Moody’s VP sums up emerging uncertainties and why lockdowns disproportionately damages…


William Foster, Vice President, Sovereign Risk Group, Moody’s Investors Service says it’s tough to quantify the economic impact of the second Covid wave on India at this point. Edited excerpts from his interview to ET Now:


ET Now: Your latest report suggests Covid’s second wave will be credit negative for India. Could you quantify the impact on economic growth?

William Foster: I cannot quantify it right now. We are going to monitor the lockdowns and the spread of the virus to get a better sense. Only after that will we be able to come up with a GDP forecast revision.

Things are still at very early stages, but we are seeing the second wave quickly spreading beyond Maharashtra to other states. Capturing the economic impact at this moment is very difficult because there are many different scenarios that can play out.

However, it has become clear that the impact will be more negative than the forecast we currently have. We expected an acceleration — 13.7% real GDP growth for this fiscal year. But that was before the second wave; there is now an obvious, significant downside risk to that.

What of rising inflation putting pressure on growth?

There could have been more headwinds if RBI were to respond with less accommodative monetary policy at a time when you have growth pressures.

At this stage, there anyway is enough pressure on growth in terms of headwinds because of the second wave. I would imagine the RBI is going to obviously take that into consideration and try to weigh the cost-benefit of higher inflation.

It does make it a more difficult decision from a policy perspective when you have these inflationary pressures on top of the emergence of the second wave.

As long as the Fed and central banks maintain easy policy, do you think India will be a gainer in terms of fund flows?
Based on forecasts, we expect the Federal Reserve to maintain interest rates around where they are today for at least the next two years. We believe there will be a jump in inflation based on the pent-up demand being released, but we also think that overall rates will remain low.

The US is experiencing the beginning of what we expect to be a very strong recovery in growth. Now, to what extent that can benefit other countries will depend in large part on the overall outlook for growth in those countries, and a recovery from the Covid shock.

First, the world will have to emerge from the shock of the second wave. More clarity will be needed on the vaccine front and regarding effective public health responses, which I think will pave the way for stronger growth and benefits from lower interest rates. Public health response is really critical at this stage to prevent the spread of the second wave.

India was expected to grow faster in FY22, but now with the second wave how do you think that is going to change? Also, what is the risk on the fiscal deficit front?
With regard to the deficit, we think that the budget laid out a relatively transparent and achievable target, provided growth picks up the way we anticipate.

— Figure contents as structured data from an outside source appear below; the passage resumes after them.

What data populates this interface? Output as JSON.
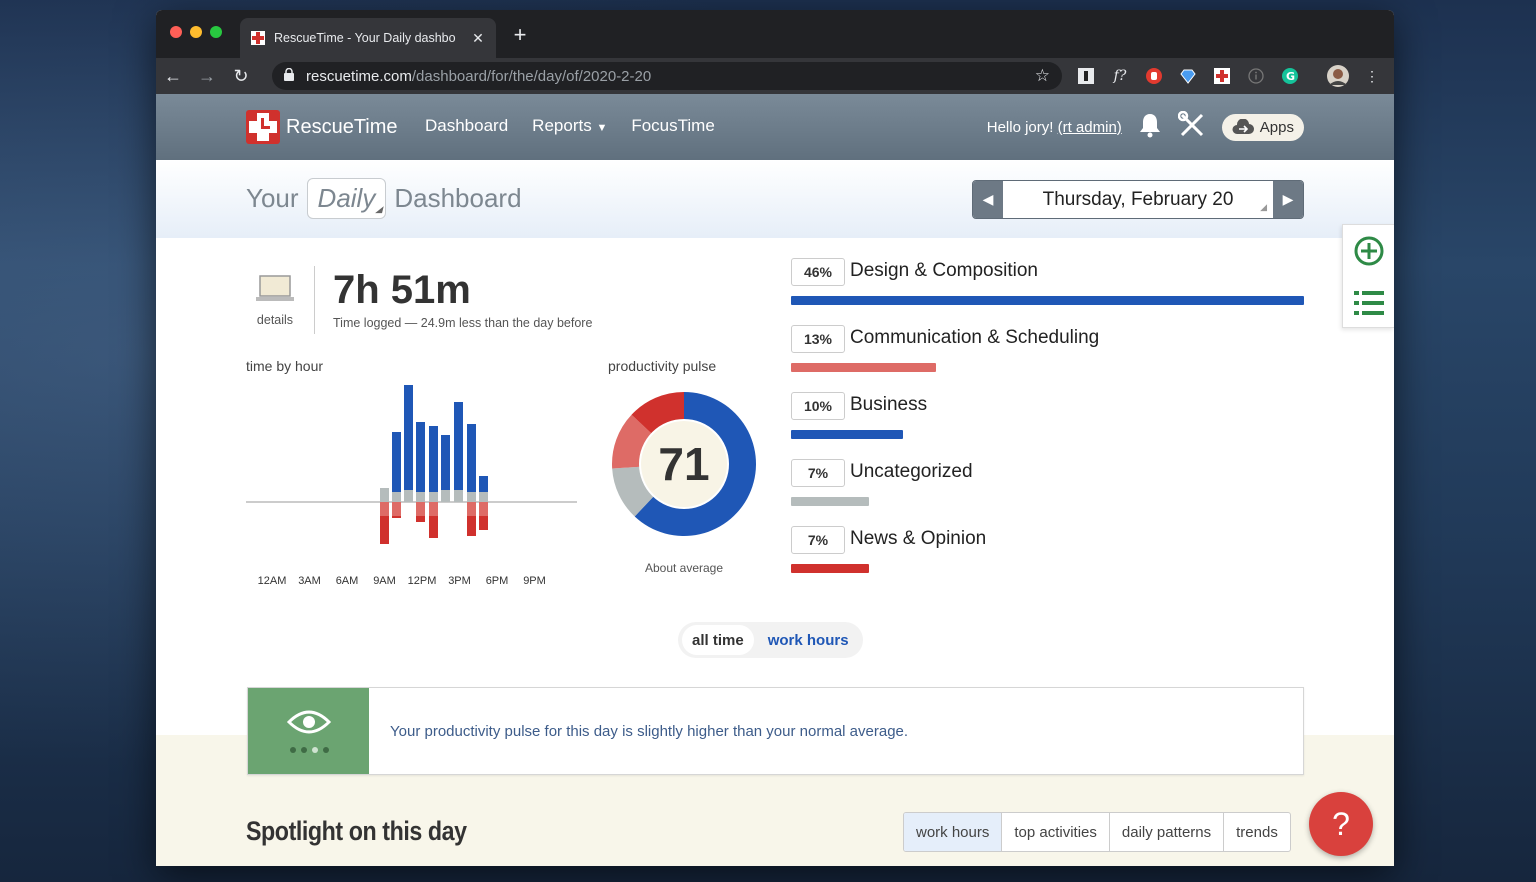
{
  "browser": {
    "tab_title": "RescueTime - Your Daily dashbo",
    "tab_close": "✕",
    "new_tab": "+",
    "url_host": "rescuetime.com",
    "url_path": "/dashboard/for/the/day/of/2020-2-20"
  },
  "header": {
    "brand": "RescueTime",
    "nav": [
      "Dashboard",
      "Reports",
      "FocusTime"
    ],
    "greeting": "Hello jory!",
    "admin_link": "(rt admin)",
    "apps_label": "Apps"
  },
  "title": {
    "prefix": "Your",
    "period": "Daily",
    "suffix": "Dashboard",
    "date": "Thursday, February 20"
  },
  "summary": {
    "details_label": "details",
    "time_logged": "7h 51m",
    "time_sub": "Time logged — 24.9m less than the day before"
  },
  "time_by_hour": {
    "label": "time by hour",
    "tick_labels": [
      "12AM",
      "3AM",
      "6AM",
      "9AM",
      "12PM",
      "3PM",
      "6PM",
      "9PM"
    ]
  },
  "pulse": {
    "label": "productivity pulse",
    "score": "71",
    "caption": "About average"
  },
  "categories": [
    {
      "pct": "46%",
      "name": "Design & Composition",
      "value": 46,
      "color": "#1f57b6"
    },
    {
      "pct": "13%",
      "name": "Communication & Scheduling",
      "value": 13,
      "color": "#de6b66"
    },
    {
      "pct": "10%",
      "name": "Business",
      "value": 10,
      "color": "#1f57b6"
    },
    {
      "pct": "7%",
      "name": "Uncategorized",
      "value": 7,
      "color": "#b5bcbc"
    },
    {
      "pct": "7%",
      "name": "News & Opinion",
      "value": 7,
      "color": "#d0312d"
    }
  ],
  "toggle": {
    "all_time": "all time",
    "work_hours": "work hours"
  },
  "insight": {
    "text": "Your productivity pulse for this day is slightly higher than your normal average."
  },
  "spotlight": {
    "title": "Spotlight on this day",
    "tabs": [
      "work hours",
      "top activities",
      "daily patterns",
      "trends"
    ]
  },
  "help_label": "?",
  "colors": {
    "very_productive": "#1f57b6",
    "productive": "#2f6fd1",
    "neutral": "#b5bcbc",
    "distracting": "#de6b66",
    "very_distracting": "#d0312d"
  }
}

The budget pegged nominal GDP growth at around 14.4%, which translates to real GDP growth of around 10-11%. We think that is achievable, but the second wave really creates a potential scenario in which that will be difficult to achieve.

Deficit reduction could become tough because expenditure might have to be diverted away from capex, as was intended in the budget, towards public health response. With lower growth you have lower revenue generation and that would put pressure on the budgetary outcome.

But I think it is definitely too early at this stage to start forecasting any changes on that front, because we really just do not know to what extent this second wave will play out. Hopefully, it will not be too bad and if that is the case we would maintain our deficit forecasts that are aligned with what the government had indicated in February.

Could we expect a lesser impact this time because of the focus on micro-level containment?
The impact hasn’t been too bad in economies where a large number of businesses can work from home. But in informal sector-dominated economies like India, the situation is different.

In economies such as India, there is a high concentration of jobs in the services sector. Here, for real consumption to happen, people have to leave their homes and physically go to places like restaurants or haircutting saloons. For such economies, it is going to be harder to do as well as the ones with a high number of work-from-home jobs.

That is just not the structure of the economy in terms of overall livelihoods. WFH jobs in India are not a majority contributor to the overall GDP scene, though they might be high-productivity and contribute to growth. So I think we need to keep that in mind.